The auditor then pulled more of Nelms’ case files, choosing at random, and she and Green made similar discoveries.  This led to intervention by the state child welfare division, which rounded up 15 caseworkers from various counties to re-examine every case that Nelms worked.  The team discovered a pattern of fraudulent paperwork that stretched over two years.

Nelms did not respond to a request for comment for this story, but in an interview with the investigator, she said she was overwhelmed and overburdened with work in Moffat County and did not receive adequate training.  She quit the job once, but returned at the urging of her boss.  Nelms, who has since moved to the Denver area, said she was “getting further and further behind and the cases were piling up.”  At the time, the department was only 48% staffed.

She did not admit to fabricating documentation, but said she relied on her memory when she entered reports into the statewide database and sometimes mixed up families.  Nelms told the investigator she was working “at an extremely fast pace” and couldn’t “remember a lot of the faces of her clients because of how fast the cases were coming in.”

Nelms was charged with felony forgery and misdemeanor abuse of public records.
The Sun asked the 14th Judicial District Attorney’s Office about the status of its investigation into Nelms’ caseload eight times over the past year and a half.  The office’s spokeswoman, Leslie Hockaday, recently emailed a news release to The Sun, dated March 22, noting that an arrest warrant had been issued for Nelms on Nov. 29.  She has not been taken into custody.  A judge set a $5,000 personal recognizance bond.

County officials also have been quiet about the investigation that rattled many citizens and child advocates in Craig.  Norton, who abruptly left the county’s human services department at the start of the investigation, previously told The Sun the child welfare scandal was a “personnel matter” and refused to discuss it.

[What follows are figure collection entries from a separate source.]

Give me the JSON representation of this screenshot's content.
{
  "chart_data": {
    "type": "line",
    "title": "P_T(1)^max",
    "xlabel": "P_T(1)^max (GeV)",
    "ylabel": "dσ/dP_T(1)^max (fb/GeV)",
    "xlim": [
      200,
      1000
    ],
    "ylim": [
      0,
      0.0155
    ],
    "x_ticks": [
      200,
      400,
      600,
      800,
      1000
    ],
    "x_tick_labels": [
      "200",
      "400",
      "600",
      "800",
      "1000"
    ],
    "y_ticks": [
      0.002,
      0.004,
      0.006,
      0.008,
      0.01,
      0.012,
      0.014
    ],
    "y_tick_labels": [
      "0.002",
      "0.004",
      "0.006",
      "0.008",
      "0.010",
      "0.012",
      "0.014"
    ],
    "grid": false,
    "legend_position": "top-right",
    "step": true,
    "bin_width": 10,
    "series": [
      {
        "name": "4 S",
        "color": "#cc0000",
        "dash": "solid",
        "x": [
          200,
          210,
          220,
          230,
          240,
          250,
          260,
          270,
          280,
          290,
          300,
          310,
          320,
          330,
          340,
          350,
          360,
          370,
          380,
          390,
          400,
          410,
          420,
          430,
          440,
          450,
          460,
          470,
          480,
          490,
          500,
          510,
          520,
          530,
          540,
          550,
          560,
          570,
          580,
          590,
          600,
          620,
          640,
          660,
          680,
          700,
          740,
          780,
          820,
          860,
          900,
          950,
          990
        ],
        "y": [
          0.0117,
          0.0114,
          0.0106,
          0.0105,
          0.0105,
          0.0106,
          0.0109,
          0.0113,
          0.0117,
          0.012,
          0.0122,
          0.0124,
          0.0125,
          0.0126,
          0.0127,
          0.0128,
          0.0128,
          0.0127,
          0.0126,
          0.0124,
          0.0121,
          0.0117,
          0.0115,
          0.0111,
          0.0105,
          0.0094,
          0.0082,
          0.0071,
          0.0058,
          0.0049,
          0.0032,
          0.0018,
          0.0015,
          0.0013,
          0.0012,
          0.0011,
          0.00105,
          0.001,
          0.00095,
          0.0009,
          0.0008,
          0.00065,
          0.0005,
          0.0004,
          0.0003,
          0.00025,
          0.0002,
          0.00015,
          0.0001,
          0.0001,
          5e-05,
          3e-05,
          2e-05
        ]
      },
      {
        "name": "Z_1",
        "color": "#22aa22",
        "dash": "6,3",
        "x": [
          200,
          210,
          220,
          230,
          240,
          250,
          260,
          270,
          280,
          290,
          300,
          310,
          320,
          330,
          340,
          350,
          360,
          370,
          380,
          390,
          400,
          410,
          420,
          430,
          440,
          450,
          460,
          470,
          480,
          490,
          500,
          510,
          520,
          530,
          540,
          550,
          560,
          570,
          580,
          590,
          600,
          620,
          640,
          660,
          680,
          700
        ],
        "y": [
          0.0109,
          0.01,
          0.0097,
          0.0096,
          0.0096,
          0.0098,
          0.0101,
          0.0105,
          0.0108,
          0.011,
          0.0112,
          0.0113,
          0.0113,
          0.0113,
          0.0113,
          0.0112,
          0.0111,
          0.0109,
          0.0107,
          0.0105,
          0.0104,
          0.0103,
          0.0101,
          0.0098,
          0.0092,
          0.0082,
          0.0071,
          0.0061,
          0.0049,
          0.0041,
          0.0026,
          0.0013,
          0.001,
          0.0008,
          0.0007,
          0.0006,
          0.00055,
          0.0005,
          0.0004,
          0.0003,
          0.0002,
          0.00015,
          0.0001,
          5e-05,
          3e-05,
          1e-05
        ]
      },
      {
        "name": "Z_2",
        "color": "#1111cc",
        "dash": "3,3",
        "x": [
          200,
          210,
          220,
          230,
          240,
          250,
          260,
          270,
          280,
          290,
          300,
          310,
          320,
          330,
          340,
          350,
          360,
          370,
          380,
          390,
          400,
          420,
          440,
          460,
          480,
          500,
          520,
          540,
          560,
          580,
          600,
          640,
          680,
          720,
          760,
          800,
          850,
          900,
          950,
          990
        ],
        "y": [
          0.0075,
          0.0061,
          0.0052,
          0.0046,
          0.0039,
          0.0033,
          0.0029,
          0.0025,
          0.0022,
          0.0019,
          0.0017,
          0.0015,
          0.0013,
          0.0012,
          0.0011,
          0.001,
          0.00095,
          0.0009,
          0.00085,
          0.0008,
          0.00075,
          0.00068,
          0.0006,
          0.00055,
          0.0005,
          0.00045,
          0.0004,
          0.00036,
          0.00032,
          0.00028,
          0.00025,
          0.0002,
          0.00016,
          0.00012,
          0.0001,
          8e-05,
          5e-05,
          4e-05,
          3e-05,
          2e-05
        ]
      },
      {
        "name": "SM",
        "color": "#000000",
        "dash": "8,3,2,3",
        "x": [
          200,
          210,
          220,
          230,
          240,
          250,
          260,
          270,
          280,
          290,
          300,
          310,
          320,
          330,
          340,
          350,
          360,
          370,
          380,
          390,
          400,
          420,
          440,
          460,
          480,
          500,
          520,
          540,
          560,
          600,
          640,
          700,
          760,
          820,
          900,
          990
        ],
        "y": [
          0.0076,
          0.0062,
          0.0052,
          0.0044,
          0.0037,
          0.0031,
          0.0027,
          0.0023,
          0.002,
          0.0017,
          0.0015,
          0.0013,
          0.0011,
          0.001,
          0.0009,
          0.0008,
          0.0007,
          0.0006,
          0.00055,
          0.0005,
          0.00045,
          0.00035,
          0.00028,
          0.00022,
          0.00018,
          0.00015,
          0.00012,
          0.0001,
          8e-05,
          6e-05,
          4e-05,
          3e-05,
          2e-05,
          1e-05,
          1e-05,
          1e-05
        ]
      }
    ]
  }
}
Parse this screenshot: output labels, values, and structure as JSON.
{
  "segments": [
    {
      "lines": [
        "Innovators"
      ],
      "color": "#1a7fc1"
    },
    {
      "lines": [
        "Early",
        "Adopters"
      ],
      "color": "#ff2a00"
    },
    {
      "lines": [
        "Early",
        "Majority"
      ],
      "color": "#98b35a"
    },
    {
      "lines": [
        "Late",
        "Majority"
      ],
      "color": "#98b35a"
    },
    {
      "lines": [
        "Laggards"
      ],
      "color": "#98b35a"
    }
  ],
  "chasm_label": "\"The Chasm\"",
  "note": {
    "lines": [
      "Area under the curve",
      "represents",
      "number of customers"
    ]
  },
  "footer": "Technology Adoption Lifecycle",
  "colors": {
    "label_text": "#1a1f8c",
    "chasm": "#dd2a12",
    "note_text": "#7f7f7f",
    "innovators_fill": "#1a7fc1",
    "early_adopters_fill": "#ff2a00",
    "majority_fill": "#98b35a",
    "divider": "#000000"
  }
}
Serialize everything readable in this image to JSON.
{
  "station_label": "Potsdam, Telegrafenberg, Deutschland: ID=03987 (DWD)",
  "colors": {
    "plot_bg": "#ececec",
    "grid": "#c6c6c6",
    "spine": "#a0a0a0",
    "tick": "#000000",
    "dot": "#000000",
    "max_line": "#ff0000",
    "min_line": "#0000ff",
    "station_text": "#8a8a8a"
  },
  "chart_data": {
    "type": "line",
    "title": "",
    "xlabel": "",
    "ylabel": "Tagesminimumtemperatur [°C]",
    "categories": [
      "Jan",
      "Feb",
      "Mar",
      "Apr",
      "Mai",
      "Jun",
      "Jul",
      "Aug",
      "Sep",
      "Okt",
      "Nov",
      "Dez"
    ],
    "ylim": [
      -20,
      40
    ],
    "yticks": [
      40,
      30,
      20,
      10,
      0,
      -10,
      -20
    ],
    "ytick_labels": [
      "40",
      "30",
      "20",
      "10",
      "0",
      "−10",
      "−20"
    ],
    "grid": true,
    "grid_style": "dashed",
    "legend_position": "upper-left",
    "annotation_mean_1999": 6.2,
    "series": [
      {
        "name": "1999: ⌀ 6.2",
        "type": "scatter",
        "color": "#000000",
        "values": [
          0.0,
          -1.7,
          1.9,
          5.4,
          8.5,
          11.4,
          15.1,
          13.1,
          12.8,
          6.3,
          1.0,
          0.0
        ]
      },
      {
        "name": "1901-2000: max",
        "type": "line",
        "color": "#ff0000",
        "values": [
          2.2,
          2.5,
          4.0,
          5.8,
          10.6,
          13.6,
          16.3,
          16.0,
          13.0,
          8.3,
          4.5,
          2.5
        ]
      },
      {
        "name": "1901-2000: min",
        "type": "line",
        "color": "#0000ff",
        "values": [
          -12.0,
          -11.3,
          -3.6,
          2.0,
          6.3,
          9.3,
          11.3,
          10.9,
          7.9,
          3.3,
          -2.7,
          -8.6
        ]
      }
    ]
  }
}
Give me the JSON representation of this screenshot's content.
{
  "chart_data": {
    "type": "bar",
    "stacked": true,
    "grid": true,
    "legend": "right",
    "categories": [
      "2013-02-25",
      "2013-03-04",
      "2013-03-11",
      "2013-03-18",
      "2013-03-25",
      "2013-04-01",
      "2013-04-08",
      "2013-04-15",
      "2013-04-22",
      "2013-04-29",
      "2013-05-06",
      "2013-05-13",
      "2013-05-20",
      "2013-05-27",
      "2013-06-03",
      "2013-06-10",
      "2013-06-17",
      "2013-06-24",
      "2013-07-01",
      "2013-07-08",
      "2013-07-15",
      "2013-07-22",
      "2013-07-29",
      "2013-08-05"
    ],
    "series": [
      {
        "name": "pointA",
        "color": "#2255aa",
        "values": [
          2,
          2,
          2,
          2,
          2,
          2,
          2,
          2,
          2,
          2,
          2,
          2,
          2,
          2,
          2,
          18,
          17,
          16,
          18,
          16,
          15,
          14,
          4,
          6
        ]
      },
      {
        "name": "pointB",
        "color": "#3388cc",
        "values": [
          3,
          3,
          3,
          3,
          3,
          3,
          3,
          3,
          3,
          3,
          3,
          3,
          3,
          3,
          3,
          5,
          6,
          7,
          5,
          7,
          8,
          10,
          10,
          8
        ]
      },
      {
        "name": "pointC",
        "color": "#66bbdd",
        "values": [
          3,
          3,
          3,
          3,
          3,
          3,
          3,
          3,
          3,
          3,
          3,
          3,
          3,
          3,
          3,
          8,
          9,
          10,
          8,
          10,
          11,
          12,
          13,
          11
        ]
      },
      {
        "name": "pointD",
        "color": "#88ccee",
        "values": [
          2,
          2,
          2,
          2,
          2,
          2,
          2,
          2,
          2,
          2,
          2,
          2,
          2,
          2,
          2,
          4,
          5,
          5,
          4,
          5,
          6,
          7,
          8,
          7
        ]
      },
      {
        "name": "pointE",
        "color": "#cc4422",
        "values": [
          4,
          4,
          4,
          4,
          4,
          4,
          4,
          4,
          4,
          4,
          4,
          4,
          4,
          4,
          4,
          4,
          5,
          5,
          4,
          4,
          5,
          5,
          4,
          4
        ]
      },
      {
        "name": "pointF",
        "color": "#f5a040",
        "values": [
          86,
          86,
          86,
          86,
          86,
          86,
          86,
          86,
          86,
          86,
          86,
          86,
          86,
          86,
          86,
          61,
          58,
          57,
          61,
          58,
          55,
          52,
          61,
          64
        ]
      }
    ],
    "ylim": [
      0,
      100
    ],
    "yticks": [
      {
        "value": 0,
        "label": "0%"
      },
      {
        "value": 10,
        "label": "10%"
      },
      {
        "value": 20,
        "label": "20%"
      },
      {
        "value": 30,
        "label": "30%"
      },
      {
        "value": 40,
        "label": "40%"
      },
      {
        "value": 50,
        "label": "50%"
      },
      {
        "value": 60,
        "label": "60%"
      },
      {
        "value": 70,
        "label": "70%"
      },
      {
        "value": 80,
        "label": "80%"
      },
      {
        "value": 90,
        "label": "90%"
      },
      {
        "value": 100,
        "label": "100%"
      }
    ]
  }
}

A statewide performance-monitoring system, which scores county child welfare divisions on how well they respond to suspected cases of abuse or neglect and whether they make face-to-face contact with suspected victims within required timeframes, alerted state officials in 2019 that Moffat County was slipping.

Around the same time, Colorado Child Protection Ombudsman Stephanie Villafuerte’s office received three separate reports from citizens in Moffat County who said local caseworkers had failed to check on children.